Vie Paroissiale

Bulletin - 04 Février 2018

Un samedi de Jésus à Capharnaüm

L’Évangile d’aujourd’hui nous décrit un samedi de Jésus à Capharnaüm, que l’on peut considérer comme un exemple-type de la manière dont il vivait le jour de repos des juifs, et dont nous pouvons nous inspirer pour nos dimanches, et aussi pour les autres jours de la semaine si nous vivons le travail comme étant la construction d’un monde guéri et racheté.

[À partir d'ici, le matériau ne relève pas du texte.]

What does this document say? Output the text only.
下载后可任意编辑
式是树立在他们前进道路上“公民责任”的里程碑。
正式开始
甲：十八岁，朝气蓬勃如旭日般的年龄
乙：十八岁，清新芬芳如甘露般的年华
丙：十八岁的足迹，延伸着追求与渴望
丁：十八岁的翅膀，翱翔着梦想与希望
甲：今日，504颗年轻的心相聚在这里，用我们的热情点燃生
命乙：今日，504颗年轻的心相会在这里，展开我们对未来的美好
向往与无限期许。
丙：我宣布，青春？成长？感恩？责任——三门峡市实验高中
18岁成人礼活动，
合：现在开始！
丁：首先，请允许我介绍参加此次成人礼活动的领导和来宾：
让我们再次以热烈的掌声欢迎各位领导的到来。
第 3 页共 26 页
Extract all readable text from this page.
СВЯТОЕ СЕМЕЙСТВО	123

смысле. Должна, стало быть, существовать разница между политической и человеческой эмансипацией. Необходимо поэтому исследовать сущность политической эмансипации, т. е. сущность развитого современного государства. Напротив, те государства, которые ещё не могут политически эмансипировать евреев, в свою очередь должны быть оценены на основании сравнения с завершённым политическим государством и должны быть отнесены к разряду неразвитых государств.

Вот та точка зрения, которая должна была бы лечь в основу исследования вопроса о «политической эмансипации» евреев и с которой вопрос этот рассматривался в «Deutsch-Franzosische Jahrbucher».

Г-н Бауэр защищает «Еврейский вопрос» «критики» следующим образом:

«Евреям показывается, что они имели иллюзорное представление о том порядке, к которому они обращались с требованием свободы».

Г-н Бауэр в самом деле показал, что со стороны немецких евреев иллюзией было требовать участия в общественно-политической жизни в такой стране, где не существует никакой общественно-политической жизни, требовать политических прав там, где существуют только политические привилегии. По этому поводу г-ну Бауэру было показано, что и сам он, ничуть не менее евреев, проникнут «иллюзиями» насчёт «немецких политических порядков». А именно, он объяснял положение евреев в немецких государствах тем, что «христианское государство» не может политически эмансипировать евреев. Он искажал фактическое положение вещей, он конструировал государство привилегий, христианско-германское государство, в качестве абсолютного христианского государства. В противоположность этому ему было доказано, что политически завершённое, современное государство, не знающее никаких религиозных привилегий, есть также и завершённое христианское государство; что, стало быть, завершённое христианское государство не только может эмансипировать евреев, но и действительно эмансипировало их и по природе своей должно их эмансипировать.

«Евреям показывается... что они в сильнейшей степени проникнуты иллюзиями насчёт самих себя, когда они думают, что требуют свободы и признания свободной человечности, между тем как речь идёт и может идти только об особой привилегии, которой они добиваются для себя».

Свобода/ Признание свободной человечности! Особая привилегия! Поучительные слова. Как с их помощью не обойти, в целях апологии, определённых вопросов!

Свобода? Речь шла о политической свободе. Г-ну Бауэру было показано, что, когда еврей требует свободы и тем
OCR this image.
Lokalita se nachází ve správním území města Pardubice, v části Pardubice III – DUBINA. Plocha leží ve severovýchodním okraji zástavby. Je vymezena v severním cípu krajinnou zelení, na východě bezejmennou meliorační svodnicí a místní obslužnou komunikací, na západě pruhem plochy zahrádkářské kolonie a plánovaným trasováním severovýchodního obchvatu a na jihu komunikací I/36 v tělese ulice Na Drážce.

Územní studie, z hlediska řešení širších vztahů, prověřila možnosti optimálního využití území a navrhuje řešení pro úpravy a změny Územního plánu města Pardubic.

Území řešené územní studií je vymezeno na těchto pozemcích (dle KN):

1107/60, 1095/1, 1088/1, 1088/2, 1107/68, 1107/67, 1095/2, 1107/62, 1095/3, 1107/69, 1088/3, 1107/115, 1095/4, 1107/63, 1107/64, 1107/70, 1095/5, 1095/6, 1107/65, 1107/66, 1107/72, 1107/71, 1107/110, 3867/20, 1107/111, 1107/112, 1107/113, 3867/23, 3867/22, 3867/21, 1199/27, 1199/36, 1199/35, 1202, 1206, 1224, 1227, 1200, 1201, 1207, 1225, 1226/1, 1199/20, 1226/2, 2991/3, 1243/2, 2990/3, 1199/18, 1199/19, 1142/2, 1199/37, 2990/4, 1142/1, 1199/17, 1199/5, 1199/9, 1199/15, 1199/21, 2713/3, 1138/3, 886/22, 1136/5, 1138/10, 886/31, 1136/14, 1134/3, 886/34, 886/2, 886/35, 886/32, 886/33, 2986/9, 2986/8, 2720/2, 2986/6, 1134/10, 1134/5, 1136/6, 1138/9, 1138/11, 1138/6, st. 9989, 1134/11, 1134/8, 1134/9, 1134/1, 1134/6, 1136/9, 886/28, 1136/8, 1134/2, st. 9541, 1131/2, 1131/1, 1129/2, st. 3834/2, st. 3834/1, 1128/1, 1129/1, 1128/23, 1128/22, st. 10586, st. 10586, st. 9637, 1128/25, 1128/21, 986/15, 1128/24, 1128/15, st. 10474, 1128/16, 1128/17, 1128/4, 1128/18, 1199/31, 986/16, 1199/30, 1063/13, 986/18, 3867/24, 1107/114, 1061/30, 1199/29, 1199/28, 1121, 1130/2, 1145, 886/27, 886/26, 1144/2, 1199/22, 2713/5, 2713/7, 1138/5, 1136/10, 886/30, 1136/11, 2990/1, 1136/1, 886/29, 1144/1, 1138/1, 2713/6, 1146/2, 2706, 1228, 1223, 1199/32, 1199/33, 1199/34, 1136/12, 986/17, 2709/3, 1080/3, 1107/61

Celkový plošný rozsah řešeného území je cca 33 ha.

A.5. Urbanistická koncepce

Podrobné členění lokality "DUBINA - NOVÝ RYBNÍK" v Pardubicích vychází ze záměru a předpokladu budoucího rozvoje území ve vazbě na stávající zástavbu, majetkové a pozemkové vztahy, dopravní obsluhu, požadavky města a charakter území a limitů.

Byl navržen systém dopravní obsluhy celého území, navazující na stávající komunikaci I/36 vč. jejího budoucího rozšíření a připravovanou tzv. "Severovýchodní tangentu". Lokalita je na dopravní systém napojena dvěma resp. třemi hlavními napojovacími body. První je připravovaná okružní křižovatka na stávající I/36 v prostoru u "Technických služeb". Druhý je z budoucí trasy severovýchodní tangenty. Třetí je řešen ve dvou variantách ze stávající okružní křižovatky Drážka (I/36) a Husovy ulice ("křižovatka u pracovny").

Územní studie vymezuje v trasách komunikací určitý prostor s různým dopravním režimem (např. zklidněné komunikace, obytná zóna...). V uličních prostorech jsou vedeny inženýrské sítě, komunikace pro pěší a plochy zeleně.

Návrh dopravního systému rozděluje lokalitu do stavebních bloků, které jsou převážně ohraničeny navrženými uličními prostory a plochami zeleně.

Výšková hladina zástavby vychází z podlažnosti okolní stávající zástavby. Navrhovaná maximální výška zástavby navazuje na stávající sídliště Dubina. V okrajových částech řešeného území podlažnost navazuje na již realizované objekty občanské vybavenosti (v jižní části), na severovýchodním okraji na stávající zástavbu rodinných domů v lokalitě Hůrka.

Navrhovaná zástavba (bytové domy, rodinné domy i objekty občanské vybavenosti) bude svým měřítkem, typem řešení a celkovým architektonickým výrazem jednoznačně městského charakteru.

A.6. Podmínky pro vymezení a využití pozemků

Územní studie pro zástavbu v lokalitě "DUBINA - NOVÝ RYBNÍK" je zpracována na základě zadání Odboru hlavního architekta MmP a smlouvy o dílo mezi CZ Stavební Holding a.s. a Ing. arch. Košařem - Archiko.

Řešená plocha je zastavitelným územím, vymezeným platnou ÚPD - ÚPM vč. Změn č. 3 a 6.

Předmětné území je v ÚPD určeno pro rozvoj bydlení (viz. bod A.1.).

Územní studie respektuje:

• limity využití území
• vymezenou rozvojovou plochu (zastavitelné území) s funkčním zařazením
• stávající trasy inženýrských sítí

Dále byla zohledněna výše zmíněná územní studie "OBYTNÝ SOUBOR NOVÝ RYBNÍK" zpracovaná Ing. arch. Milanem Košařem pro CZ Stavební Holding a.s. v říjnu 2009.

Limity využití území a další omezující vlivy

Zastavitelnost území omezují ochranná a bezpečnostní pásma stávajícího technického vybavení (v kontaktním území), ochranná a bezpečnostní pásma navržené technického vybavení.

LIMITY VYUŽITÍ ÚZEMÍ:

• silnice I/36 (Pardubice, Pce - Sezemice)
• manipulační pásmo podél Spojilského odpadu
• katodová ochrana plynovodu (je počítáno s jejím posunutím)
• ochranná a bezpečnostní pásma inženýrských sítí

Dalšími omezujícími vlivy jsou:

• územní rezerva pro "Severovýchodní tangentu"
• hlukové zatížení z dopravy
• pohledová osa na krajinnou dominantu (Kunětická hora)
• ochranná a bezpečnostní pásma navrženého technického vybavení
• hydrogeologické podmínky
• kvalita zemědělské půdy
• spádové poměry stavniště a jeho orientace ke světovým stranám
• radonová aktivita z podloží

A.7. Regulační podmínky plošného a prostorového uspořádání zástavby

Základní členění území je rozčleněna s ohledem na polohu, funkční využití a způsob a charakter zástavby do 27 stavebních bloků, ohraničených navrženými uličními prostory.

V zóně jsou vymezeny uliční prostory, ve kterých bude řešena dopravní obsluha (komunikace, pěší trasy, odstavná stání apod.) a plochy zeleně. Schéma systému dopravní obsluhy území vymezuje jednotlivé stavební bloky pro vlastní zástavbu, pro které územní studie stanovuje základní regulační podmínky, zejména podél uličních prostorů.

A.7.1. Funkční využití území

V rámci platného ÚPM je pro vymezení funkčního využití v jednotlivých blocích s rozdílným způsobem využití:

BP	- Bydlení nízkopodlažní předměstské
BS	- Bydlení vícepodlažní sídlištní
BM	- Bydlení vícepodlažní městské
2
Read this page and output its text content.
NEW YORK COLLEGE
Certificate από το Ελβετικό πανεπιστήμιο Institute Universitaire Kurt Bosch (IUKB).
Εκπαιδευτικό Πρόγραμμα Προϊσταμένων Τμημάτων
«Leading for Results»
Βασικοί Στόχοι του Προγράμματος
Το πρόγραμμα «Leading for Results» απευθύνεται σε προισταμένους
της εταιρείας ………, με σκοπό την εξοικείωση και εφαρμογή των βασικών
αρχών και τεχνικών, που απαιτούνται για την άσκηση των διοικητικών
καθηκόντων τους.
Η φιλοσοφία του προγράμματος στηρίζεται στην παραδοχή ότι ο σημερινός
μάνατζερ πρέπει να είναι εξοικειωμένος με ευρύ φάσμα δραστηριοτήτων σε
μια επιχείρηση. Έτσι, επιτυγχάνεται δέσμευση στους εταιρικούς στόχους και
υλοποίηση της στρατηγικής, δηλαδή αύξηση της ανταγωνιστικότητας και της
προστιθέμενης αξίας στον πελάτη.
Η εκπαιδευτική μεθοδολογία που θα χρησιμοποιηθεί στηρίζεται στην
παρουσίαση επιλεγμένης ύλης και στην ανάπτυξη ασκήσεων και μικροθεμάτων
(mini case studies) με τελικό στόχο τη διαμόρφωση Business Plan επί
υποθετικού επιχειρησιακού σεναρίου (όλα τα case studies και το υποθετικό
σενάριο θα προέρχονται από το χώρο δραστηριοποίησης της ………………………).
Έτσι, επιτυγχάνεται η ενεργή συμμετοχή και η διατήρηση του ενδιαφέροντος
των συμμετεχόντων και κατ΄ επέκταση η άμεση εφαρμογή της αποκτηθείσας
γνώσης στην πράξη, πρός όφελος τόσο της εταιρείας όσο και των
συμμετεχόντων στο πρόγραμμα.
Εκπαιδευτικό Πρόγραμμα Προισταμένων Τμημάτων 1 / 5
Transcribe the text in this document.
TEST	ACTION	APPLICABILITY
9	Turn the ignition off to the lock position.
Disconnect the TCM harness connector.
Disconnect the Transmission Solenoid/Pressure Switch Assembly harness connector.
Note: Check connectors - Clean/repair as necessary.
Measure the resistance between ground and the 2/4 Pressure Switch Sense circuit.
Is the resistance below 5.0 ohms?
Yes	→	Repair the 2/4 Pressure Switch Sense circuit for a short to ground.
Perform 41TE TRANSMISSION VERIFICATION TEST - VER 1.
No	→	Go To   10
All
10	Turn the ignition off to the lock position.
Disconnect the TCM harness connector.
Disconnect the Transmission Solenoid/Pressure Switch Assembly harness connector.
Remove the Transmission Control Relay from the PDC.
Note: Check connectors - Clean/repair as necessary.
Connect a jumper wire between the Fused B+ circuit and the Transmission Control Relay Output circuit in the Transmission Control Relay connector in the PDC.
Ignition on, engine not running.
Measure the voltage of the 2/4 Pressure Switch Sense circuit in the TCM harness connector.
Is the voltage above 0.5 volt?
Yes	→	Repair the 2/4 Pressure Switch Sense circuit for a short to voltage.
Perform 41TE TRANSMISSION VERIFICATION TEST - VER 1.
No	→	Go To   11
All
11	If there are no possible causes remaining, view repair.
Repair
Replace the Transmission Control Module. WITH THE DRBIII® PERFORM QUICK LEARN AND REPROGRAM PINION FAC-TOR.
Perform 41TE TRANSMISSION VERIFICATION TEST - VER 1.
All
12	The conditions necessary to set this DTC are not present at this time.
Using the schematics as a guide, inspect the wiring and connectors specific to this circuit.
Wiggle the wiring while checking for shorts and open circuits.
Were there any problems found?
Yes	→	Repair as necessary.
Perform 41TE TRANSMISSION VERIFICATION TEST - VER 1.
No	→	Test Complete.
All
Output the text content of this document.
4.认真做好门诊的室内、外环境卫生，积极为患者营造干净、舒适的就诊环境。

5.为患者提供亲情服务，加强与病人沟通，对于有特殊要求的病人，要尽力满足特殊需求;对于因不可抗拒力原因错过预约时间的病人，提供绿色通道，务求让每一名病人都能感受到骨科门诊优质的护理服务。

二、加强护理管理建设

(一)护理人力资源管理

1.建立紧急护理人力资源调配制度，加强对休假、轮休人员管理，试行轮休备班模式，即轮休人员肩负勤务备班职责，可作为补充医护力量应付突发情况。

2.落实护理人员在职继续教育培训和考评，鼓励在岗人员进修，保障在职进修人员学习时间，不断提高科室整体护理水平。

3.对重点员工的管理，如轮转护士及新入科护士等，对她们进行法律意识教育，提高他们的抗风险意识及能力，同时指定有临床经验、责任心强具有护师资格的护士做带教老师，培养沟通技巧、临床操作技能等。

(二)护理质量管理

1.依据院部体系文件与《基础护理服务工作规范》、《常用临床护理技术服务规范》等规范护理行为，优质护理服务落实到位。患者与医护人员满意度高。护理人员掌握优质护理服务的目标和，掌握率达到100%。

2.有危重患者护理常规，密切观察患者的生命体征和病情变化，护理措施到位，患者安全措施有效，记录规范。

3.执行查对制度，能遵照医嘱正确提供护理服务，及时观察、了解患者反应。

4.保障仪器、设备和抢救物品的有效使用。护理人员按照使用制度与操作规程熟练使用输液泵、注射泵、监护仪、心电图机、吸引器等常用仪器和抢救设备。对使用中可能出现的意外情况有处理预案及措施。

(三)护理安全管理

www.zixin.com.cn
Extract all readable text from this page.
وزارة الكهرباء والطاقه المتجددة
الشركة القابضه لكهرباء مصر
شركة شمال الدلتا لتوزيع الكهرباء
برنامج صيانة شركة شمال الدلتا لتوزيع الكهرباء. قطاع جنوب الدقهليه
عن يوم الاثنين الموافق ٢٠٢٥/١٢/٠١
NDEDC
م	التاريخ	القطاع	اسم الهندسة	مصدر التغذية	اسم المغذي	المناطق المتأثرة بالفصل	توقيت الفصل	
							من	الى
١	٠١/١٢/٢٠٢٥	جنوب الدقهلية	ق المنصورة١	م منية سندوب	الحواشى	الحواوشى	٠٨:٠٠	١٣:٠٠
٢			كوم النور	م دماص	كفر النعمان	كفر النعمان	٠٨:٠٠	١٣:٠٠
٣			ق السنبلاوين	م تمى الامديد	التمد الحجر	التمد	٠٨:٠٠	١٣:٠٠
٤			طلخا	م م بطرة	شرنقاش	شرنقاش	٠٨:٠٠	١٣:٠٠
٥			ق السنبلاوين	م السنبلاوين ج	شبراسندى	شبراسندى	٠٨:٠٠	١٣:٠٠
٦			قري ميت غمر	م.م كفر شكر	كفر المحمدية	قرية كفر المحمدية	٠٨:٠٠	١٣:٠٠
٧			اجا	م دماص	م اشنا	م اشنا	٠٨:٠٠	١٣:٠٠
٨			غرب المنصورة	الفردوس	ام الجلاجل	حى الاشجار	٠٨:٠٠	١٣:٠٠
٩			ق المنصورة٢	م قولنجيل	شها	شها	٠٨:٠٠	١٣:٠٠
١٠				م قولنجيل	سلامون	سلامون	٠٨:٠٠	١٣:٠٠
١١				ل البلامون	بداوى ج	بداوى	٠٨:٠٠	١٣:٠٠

Cette journée de Jésus est rythmée par ses trois occupations prioritaires : se plonger dans la prière avec le Père, être en famille et au milieu des gens, et guérir les malades. Jésus parle avec l’homme, touche avec sa main, qui est la main de l’Infini, la main de la personne finie, dans ce cas celle de la belle-mère de Pierre, mais tout cela est empreint de Dieu, commence dans la prière et s’achève dans la prière. En effet, l’Évangile d’aujourd’hui nous parle d’un samedi, qui débute dans la synagogue, se poursuit dans la maison de Simon où Jésus guérit la belle-mère, et à la porte de cette maison où le Messie guérit beaucoup de malades et de possédés. Mais on notera que le récit d’aujourd’hui ne s’achève pas par la soirée du samedi mais par la démarche de Jésus qui, avant l’aube, se rend dans un lieu solitaire, où Lui, le Fils parle avec Dieu le Père. Au bord d’un lac, dans une synagogue, dans une maison, sur une place ou dans un endroit solitaire : tout lieu est bon pour que nous rencontrions le Seigneur qui nous offre son appel. Toute heure peut être la bonne et tout lieu est approprié pour la rencontre avec Dieu : la synagogue, la maison des gens, un endroit désert.

Dans notre prière aussi nous devons apprendre toujours davantage à entrer dans cette histoire du salut dont Jésus est le sommet, renouveler devant Dieu notre décision personnelle de nous ouvrir à sa volonté, Lui demander la force de conformer notre volonté à la sienne, tout au long de notre vie, en obéissant à son projet d’amour pour nous. La prière de Jésus touche toutes les étapes de son ministère et toutes ses journées sans qu’elle soit affectée par la fatigue. Les Évangiles, au contraire, dévoilent l’habitude de Jésus de passer une partie de la nuit en prière. En observant la prière de Jésus, demandons-nous : comment je prie moi ? Quand et combien de temps est-ce que je consacre à la relation avec Dieu ? Qui peut être mon modèle? Le premier modèle dans ce domaine est Jésus, qui nous enseigne le Notre Père et révèle la nouveauté de notre dialogue avec Dieu : la prière filiale, que le père attend de ses fils. C’est de Jésus que nous apprenons comment la prière constante nous aide à interpréter nos vies, à prendre nos décisions, à reconnaître et à accueillir notre vocation. Et nous, petits disciples de ce grand maître, sommes appelés à être témoins de la prière, justement parce que notre monde est souvent fermé à l’horizon divin et à l’espérance qu’engendre la rencontre avec Dieu. Dans la profonde amitié avec Jésus, en vivant en Lui et avec Lui la relation filiale avec le Père, nous pouvons ouvrir des fenêtres vers le Ciel de Dieu à travers notre prière fidèle et constante.